Only instead of giving him milk, you decided to fill his bottle with some wine.

No mother would do this - so why is it still considered OK for a woman to do this when that baby is still inside her body?

At the moment, the current thinking is that until birth, a woman’s body is hers to do whatever she likes with.

But if you’re having a drink, your baby is too.

Alcohol passes via the placenta into your baby’s bloodstream. 

An unborn child’s liver is one of the last organs to finish growing in the womb, so it’s unable to filter it in the same way.

This is why the NICE has suggested noting the amount of  alcohol pregnant women drink on their medical records.

This is to help spot kids at risk of developing foetal alcohol syndrome and foetal alcohol spectrum disorder, a group of lifelong conditions which can affect learning and behaviour.

It won’t be a moment too soon.

No other generation of women has ever drunk as heavily or as regularly as we do now.

Yet despite pregnancy only being nine months, we have stopped short of telling mums it’s deeply irresponsible.

This is despite the most recent research which found there is no safe amount of alcohol for a woman to drink – at any stage of her pregnancy.

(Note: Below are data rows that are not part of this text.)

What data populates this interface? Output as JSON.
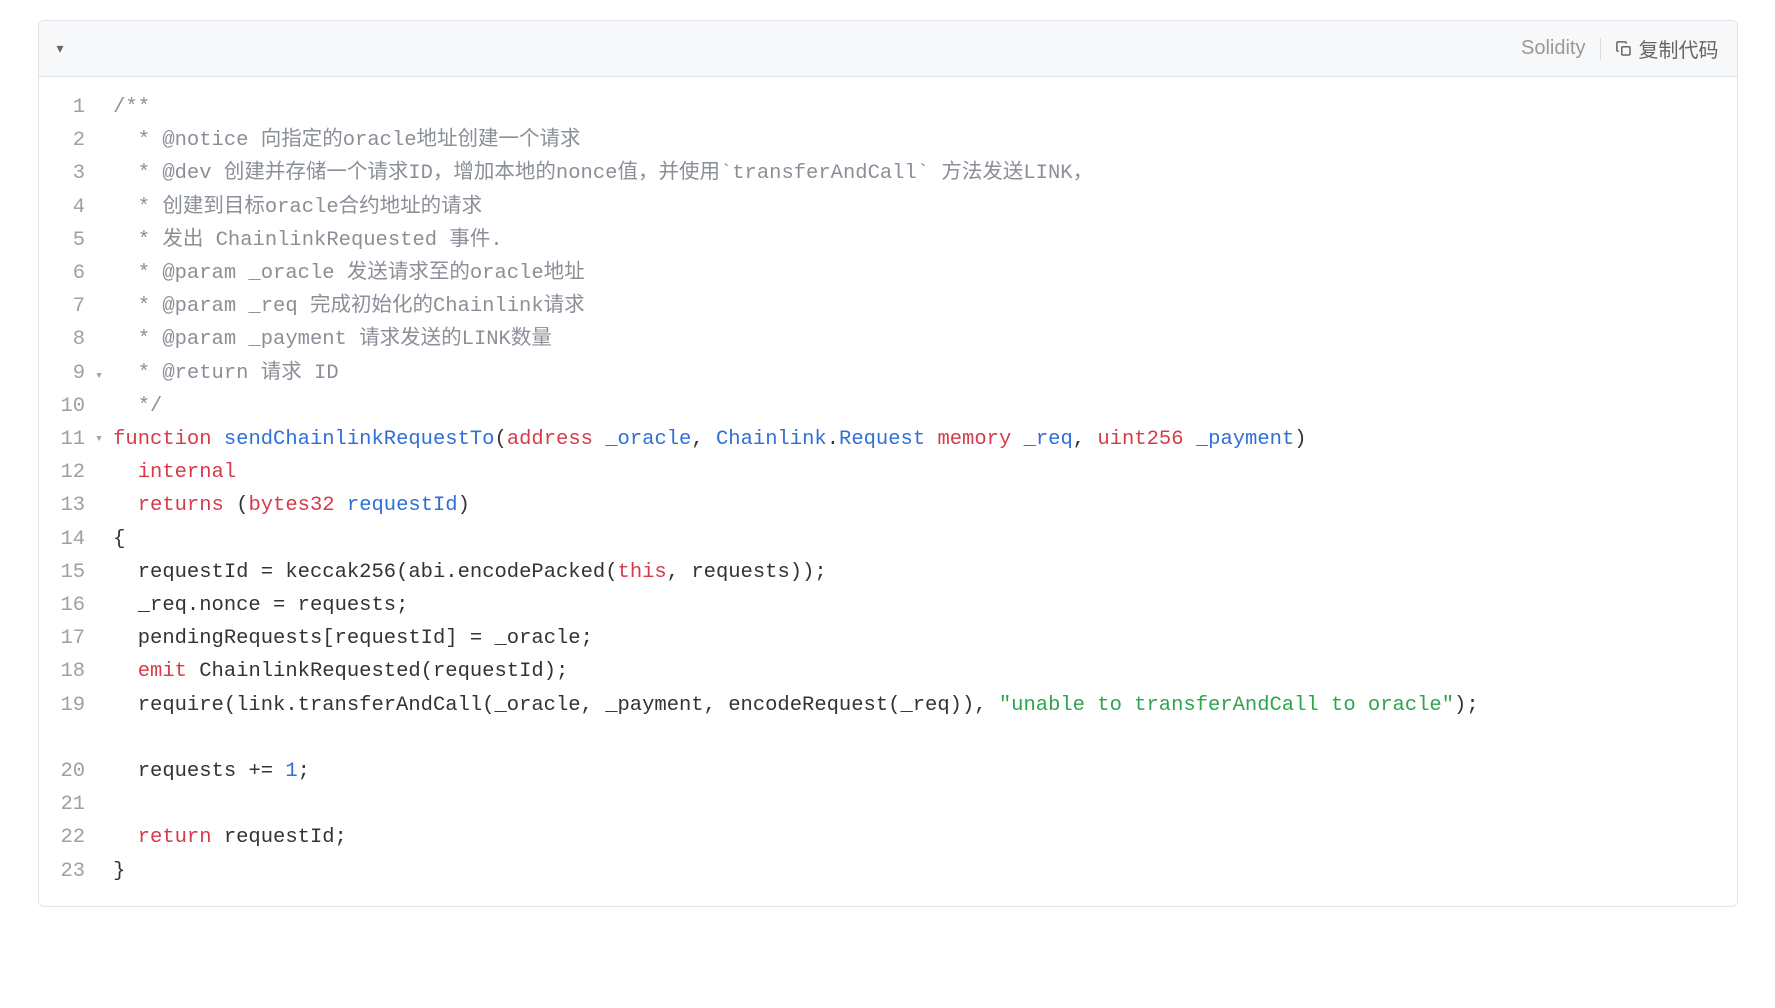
{
  "header": {
    "language": "Solidity",
    "copy_label": "复制代码"
  },
  "code": {
    "lines": [
      {
        "n": 1,
        "fold": "",
        "tokens": [
          {
            "t": "/**",
            "c": "tok-doc"
          }
        ]
      },
      {
        "n": 2,
        "fold": "",
        "tokens": [
          {
            "t": "  * @notice 向指定的oracle地址创建一个请求",
            "c": "tok-doc"
          }
        ]
      },
      {
        "n": 3,
        "fold": "",
        "tokens": [
          {
            "t": "  * @dev 创建并存储一个请求ID，增加本地的nonce值，并使用`transferAndCall` 方法发送LINK，",
            "c": "tok-doc"
          }
        ]
      },
      {
        "n": 4,
        "fold": "",
        "tokens": [
          {
            "t": "  * 创建到目标oracle合约地址的请求",
            "c": "tok-doc"
          }
        ]
      },
      {
        "n": 5,
        "fold": "",
        "tokens": [
          {
            "t": "  * 发出 ChainlinkRequested 事件.",
            "c": "tok-doc"
          }
        ]
      },
      {
        "n": 6,
        "fold": "",
        "tokens": [
          {
            "t": "  * @param _oracle 发送请求至的oracle地址",
            "c": "tok-doc"
          }
        ]
      },
      {
        "n": 7,
        "fold": "",
        "tokens": [
          {
            "t": "  * @param _req 完成初始化的Chainlink请求",
            "c": "tok-doc"
          }
        ]
      },
      {
        "n": 8,
        "fold": "",
        "tokens": [
          {
            "t": "  * @param _payment 请求发送的LINK数量",
            "c": "tok-doc"
          }
        ]
      },
      {
        "n": 9,
        "fold": "",
        "tokens": [
          {
            "t": "  * @return 请求 ID",
            "c": "tok-doc"
          }
        ]
      },
      {
        "n": 10,
        "fold": "",
        "tokens": [
          {
            "t": "  */",
            "c": "tok-doc"
          }
        ]
      },
      {
        "n": 11,
        "fold": "",
        "tokens": [
          {
            "t": "function",
            "c": "tok-kw"
          },
          {
            "t": " ",
            "c": ""
          },
          {
            "t": "sendChainlinkRequestTo",
            "c": "tok-fn"
          },
          {
            "t": "(",
            "c": "tok-punc"
          },
          {
            "t": "address",
            "c": "tok-type"
          },
          {
            "t": " ",
            "c": ""
          },
          {
            "t": "_oracle",
            "c": "tok-ident"
          },
          {
            "t": ", ",
            "c": "tok-punc"
          },
          {
            "t": "Chainlink",
            "c": "tok-ident"
          },
          {
            "t": ".",
            "c": "tok-punc"
          },
          {
            "t": "Request",
            "c": "tok-ident"
          },
          {
            "t": " ",
            "c": ""
          },
          {
            "t": "memory",
            "c": "tok-kw"
          },
          {
            "t": " ",
            "c": ""
          },
          {
            "t": "_req",
            "c": "tok-ident"
          },
          {
            "t": ", ",
            "c": "tok-punc"
          },
          {
            "t": "uint256",
            "c": "tok-type"
          },
          {
            "t": " ",
            "c": ""
          },
          {
            "t": "_payment",
            "c": "tok-ident"
          },
          {
            "t": ")",
            "c": "tok-punc"
          }
        ]
      },
      {
        "n": 12,
        "fold": "",
        "tokens": [
          {
            "t": "  ",
            "c": ""
          },
          {
            "t": "internal",
            "c": "tok-kw"
          }
        ]
      },
      {
        "n": 13,
        "fold": "",
        "tokens": [
          {
            "t": "  ",
            "c": ""
          },
          {
            "t": "returns",
            "c": "tok-kw"
          },
          {
            "t": " (",
            "c": "tok-punc"
          },
          {
            "t": "bytes32",
            "c": "tok-type"
          },
          {
            "t": " ",
            "c": ""
          },
          {
            "t": "requestId",
            "c": "tok-ident"
          },
          {
            "t": ")",
            "c": "tok-punc"
          }
        ]
      },
      {
        "n": 14,
        "fold": "▾",
        "tokens": [
          {
            "t": "{",
            "c": "tok-punc"
          }
        ]
      },
      {
        "n": 15,
        "fold": "",
        "tokens": [
          {
            "t": "  requestId ",
            "c": ""
          },
          {
            "t": "=",
            "c": "tok-op"
          },
          {
            "t": " keccak256(abi.encodePacked(",
            "c": ""
          },
          {
            "t": "this",
            "c": "tok-this"
          },
          {
            "t": ", requests));",
            "c": ""
          }
        ]
      },
      {
        "n": 16,
        "fold": "",
        "tokens": [
          {
            "t": "  _req.nonce ",
            "c": ""
          },
          {
            "t": "=",
            "c": "tok-op"
          },
          {
            "t": " requests;",
            "c": ""
          }
        ]
      },
      {
        "n": 17,
        "fold": "▾",
        "tokens": [
          {
            "t": "  pendingRequests[requestId] ",
            "c": ""
          },
          {
            "t": "=",
            "c": "tok-op"
          },
          {
            "t": " _oracle;",
            "c": ""
          }
        ]
      },
      {
        "n": 18,
        "fold": "",
        "tokens": [
          {
            "t": "  ",
            "c": ""
          },
          {
            "t": "emit",
            "c": "tok-kw"
          },
          {
            "t": " ChainlinkRequested(requestId);",
            "c": ""
          }
        ]
      },
      {
        "n": 19,
        "fold": "",
        "wrap": true,
        "tokens": [
          {
            "t": "  require(link.transferAndCall(_oracle, _payment, encodeRequest(_req)), ",
            "c": ""
          },
          {
            "t": "\"unable to transferAndCall to oracle\"",
            "c": "tok-str"
          },
          {
            "t": ");",
            "c": ""
          }
        ]
      },
      {
        "n": 20,
        "fold": "",
        "tokens": [
          {
            "t": "  requests ",
            "c": ""
          },
          {
            "t": "+=",
            "c": "tok-op"
          },
          {
            "t": " ",
            "c": ""
          },
          {
            "t": "1",
            "c": "tok-num"
          },
          {
            "t": ";",
            "c": ""
          }
        ]
      },
      {
        "n": 21,
        "fold": "",
        "tokens": [
          {
            "t": "",
            "c": ""
          }
        ]
      },
      {
        "n": 22,
        "fold": "",
        "tokens": [
          {
            "t": "  ",
            "c": ""
          },
          {
            "t": "return",
            "c": "tok-kw"
          },
          {
            "t": " requestId;",
            "c": ""
          }
        ]
      },
      {
        "n": 23,
        "fold": "",
        "tokens": [
          {
            "t": "}",
            "c": "tok-punc"
          }
        ]
      }
    ]
  }
}
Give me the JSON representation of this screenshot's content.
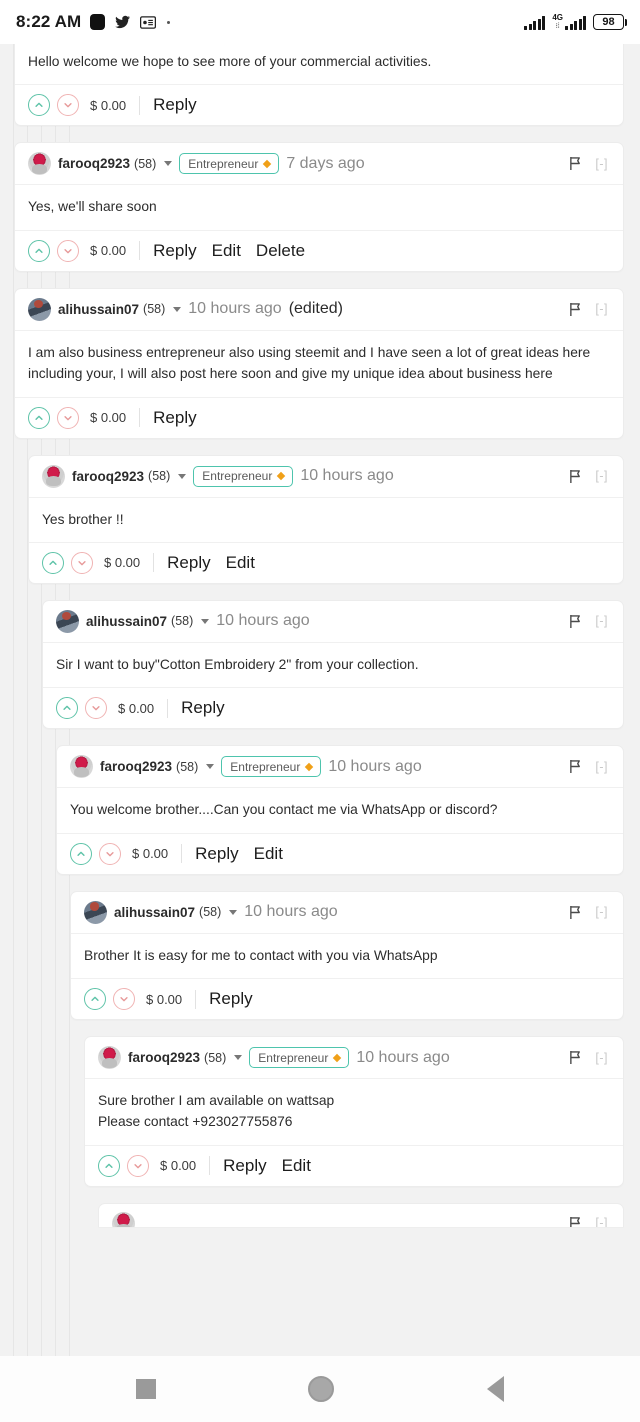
{
  "status_bar": {
    "time": "8:22 AM",
    "battery_percent": "98",
    "network_type": "4G",
    "network_sub": "LTE",
    "icons": [
      "app-square-icon",
      "twitter-icon",
      "id-card-icon",
      "dot-icon"
    ]
  },
  "nav_bar": {
    "recents_label": "recents-button",
    "home_label": "home-button",
    "back_label": "back-button"
  },
  "ui_labels": {
    "reply": "Reply",
    "edit": "Edit",
    "delete": "Delete",
    "collapse": "[-]",
    "flag": "flag-icon",
    "upvote": "upvote-icon",
    "downvote": "downvote-icon",
    "badge_text": "Entrepreneur",
    "edited_tag": "(edited)"
  },
  "colors": {
    "accent_teal": "#4ec4ad",
    "badge_diamond": "#f0a018",
    "upvote_border": "#5ec3a8",
    "downvote_border": "#f0b3b3",
    "page_bg": "#f2f2f2",
    "card_bg": "#ffffff"
  },
  "comments": [
    {
      "id": "c0",
      "partial_top": true,
      "indent": 0,
      "body": "Hello welcome we hope to see more of your commercial activities.",
      "payout": "$ 0.00",
      "actions": [
        "Reply"
      ]
    },
    {
      "id": "c1",
      "indent": 0,
      "author": "farooq2923",
      "reputation": "(58)",
      "avatar": "flower",
      "badge": "Entrepreneur",
      "time": "7 days ago",
      "edited": "",
      "body": "Yes, we'll share soon",
      "payout": "$ 0.00",
      "actions": [
        "Reply",
        "Edit",
        "Delete"
      ]
    },
    {
      "id": "c2",
      "indent": 0,
      "author": "alihussain07",
      "reputation": "(58)",
      "avatar": "person",
      "badge": "",
      "time": "10 hours ago",
      "edited": "(edited)",
      "body": "I am also business entrepreneur also using steemit and I have seen a lot of great ideas here including your, I will also post here soon and give my unique idea about business here",
      "payout": "$ 0.00",
      "actions": [
        "Reply"
      ]
    },
    {
      "id": "c3",
      "indent": 1,
      "author": "farooq2923",
      "reputation": "(58)",
      "avatar": "flower",
      "badge": "Entrepreneur",
      "time": "10 hours ago",
      "edited": "",
      "body": "Yes brother !!",
      "payout": "$ 0.00",
      "actions": [
        "Reply",
        "Edit"
      ]
    },
    {
      "id": "c4",
      "indent": 2,
      "author": "alihussain07",
      "reputation": "(58)",
      "avatar": "person",
      "badge": "",
      "time": "10 hours ago",
      "edited": "",
      "body": "Sir I want to buy\"Cotton Embroidery 2\" from your collection.",
      "payout": "$ 0.00",
      "actions": [
        "Reply"
      ]
    },
    {
      "id": "c5",
      "indent": 3,
      "author": "farooq2923",
      "reputation": "(58)",
      "avatar": "flower",
      "badge": "Entrepreneur",
      "time": "10 hours ago",
      "edited": "",
      "body": "You welcome brother....Can you contact me via WhatsApp or discord?",
      "payout": "$ 0.00",
      "actions": [
        "Reply",
        "Edit"
      ]
    },
    {
      "id": "c6",
      "indent": 4,
      "author": "alihussain07",
      "reputation": "(58)",
      "avatar": "person",
      "badge": "",
      "time": "10 hours ago",
      "edited": "",
      "body": "Brother It is easy for me to contact with you via WhatsApp",
      "payout": "$ 0.00",
      "actions": [
        "Reply"
      ]
    },
    {
      "id": "c7",
      "indent": 5,
      "author": "farooq2923",
      "reputation": "(58)",
      "avatar": "flower",
      "badge": "Entrepreneur",
      "time": "10 hours ago",
      "edited": "",
      "body_line1": "Sure brother I am available on wattsap",
      "body_line2": "Please contact +923027755876",
      "payout": "$ 0.00",
      "actions": [
        "Reply",
        "Edit"
      ]
    },
    {
      "id": "c8",
      "indent": 6,
      "partial_bottom": true,
      "avatar": "flower"
    }
  ]
}
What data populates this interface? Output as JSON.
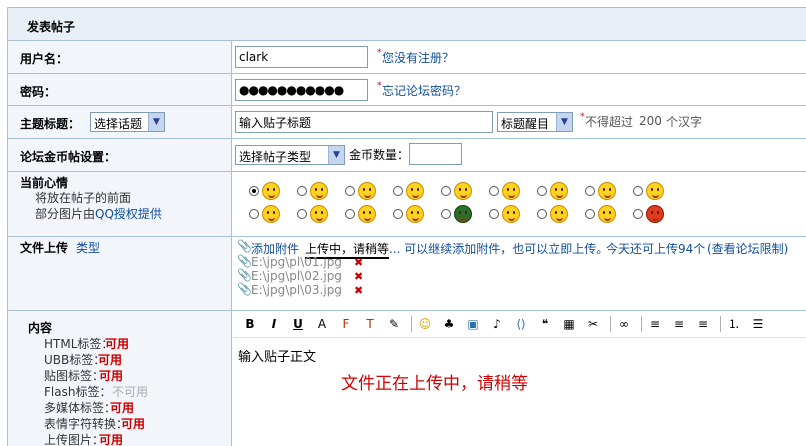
{
  "form_title": "发表帖子",
  "username": {
    "label": "用户名：",
    "value": "clark",
    "link": "您没有注册？"
  },
  "password": {
    "label": "密码：",
    "value": "●●●●●●●●●●●",
    "link": "忘记论坛密码？"
  },
  "subject": {
    "label": "主题标题：",
    "topic_select": "选择话题",
    "placeholder_value": "输入贴子标题",
    "style_select": "标题醒目",
    "hint": "不得超过",
    "max": "200",
    "hint2": "个汉字"
  },
  "gold": {
    "label": "论坛金币帖设置：",
    "type_select": "选择帖子类型",
    "amount_label": "金币数量："
  },
  "mood": {
    "label": "当前心情",
    "line1": "将放在帖子的前面",
    "line2_prefix": "部分图片由",
    "line2_link": "QQ授权提供",
    "selected_index": 0
  },
  "upload": {
    "label": "文件上传",
    "type_link": "类型",
    "add_attachment": "添加附件",
    "uploading": "上传中，请稍等",
    "continue_text": "... 可以继续添加附件，也可以立即上传。",
    "quota_text": "今天还可上传94个",
    "limit_link": "(查看论坛限制)",
    "files": [
      "E:\\jpg\\pl\\01.jpg",
      "E:\\jpg\\pl\\02.jpg",
      "E:\\jpg\\pl\\03.jpg"
    ]
  },
  "content": {
    "label": "内容",
    "tags": [
      {
        "name": "HTML标签：",
        "status": "可用",
        "enabled": true
      },
      {
        "name": "UBB标签：",
        "status": "可用",
        "enabled": true
      },
      {
        "name": "贴图标签：",
        "status": "可用",
        "enabled": true
      },
      {
        "name": "Flash标签：",
        "status": "不可用",
        "enabled": false
      },
      {
        "name": "多媒体标签：",
        "status": "可用",
        "enabled": true
      },
      {
        "name": "表情字符转换：",
        "status": "可用",
        "enabled": true
      },
      {
        "name": "上传图片：",
        "status": "可用",
        "enabled": true
      }
    ],
    "editor_text": "输入贴子正文",
    "overlay": "文件正在上传中，请稍等",
    "toolbar": [
      "bold-icon",
      "italic-icon",
      "underline-icon",
      "font-size-icon",
      "font-face-icon",
      "font-color-icon",
      "highlight-icon",
      "smiley-icon",
      "mascot-icon",
      "image-icon",
      "music-icon",
      "code-icon",
      "quote-icon",
      "table-icon",
      "clean-icon",
      "link-icon",
      "align-left-icon",
      "align-center-icon",
      "align-right-icon",
      "ordered-list-icon",
      "unordered-list-icon"
    ]
  },
  "colors": {
    "label_bg": "#f2f6fb",
    "border": "#a8bfd9",
    "link": "#104e9b",
    "red": "#d00000"
  }
}
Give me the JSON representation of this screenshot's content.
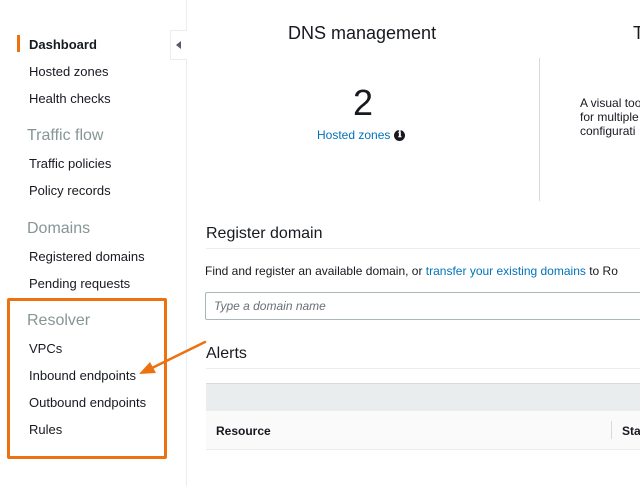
{
  "sidebar": {
    "items": [
      {
        "label": "Dashboard"
      },
      {
        "label": "Hosted zones"
      },
      {
        "label": "Health checks"
      },
      {
        "label": "Traffic policies"
      },
      {
        "label": "Policy records"
      },
      {
        "label": "Registered domains"
      },
      {
        "label": "Pending requests"
      },
      {
        "label": "VPCs"
      },
      {
        "label": "Inbound endpoints"
      },
      {
        "label": "Outbound endpoints"
      },
      {
        "label": "Rules"
      }
    ],
    "headings": {
      "traffic_flow": "Traffic flow",
      "domains": "Domains",
      "resolver": "Resolver"
    },
    "collapse_icon": "caret-left-icon"
  },
  "dns": {
    "title": "DNS management",
    "count": "2",
    "link": "Hosted zones",
    "info_icon": "ℹ"
  },
  "traffic": {
    "title_fragment": "T",
    "desc_lines": [
      "A visual too",
      "for multiple",
      "configurati"
    ]
  },
  "register": {
    "title": "Register domain",
    "desc_prefix": "Find and register an available domain, or ",
    "desc_link": "transfer your existing domains",
    "desc_suffix": " to Ro",
    "input_placeholder": "Type a domain name"
  },
  "alerts": {
    "title": "Alerts",
    "columns": [
      "Resource",
      "Statu"
    ]
  },
  "colors": {
    "accent": "#ec7211",
    "link": "#0073bb"
  }
}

The result is that by not wanting to upset mums or invade their privacy, pregnancy drinking has become the ‘elephant in the room’ when we’re talking about the number of children who have learning difficulties in the UK.

The toll is now becoming clear.

If keeping a record of what mothers-to-be drink prevents any more damage to babies before their lives have even begun, it’s a price worth paying

One in six children in the UK could have FASD symptoms, according to the most recent estimate by the Universities of Bristol and Cardiff.

Rather than listen to the ‘it’s-a-free-country' brigade on this matter, I’d rather hear from the people who are actually dealing with the fallout of maternal drinking.

They are people like Professor Barry Carpenter, an expert in the education of children with complex needs who calls FASD the "the most common cause of preventable learning disability in the UK".

"It's something I think, as a society, we still do not want to face up to," he insists.

No, we haven’t wanted to face up to it. 

The result is that we have the fourth highest level of prenatal women drinking in the world and many more children with special needs than there needs to be.

If keeping a record of what mothers-to-be drink prevents any more damage to babies before their lives have even begun, it’s a price worth paying.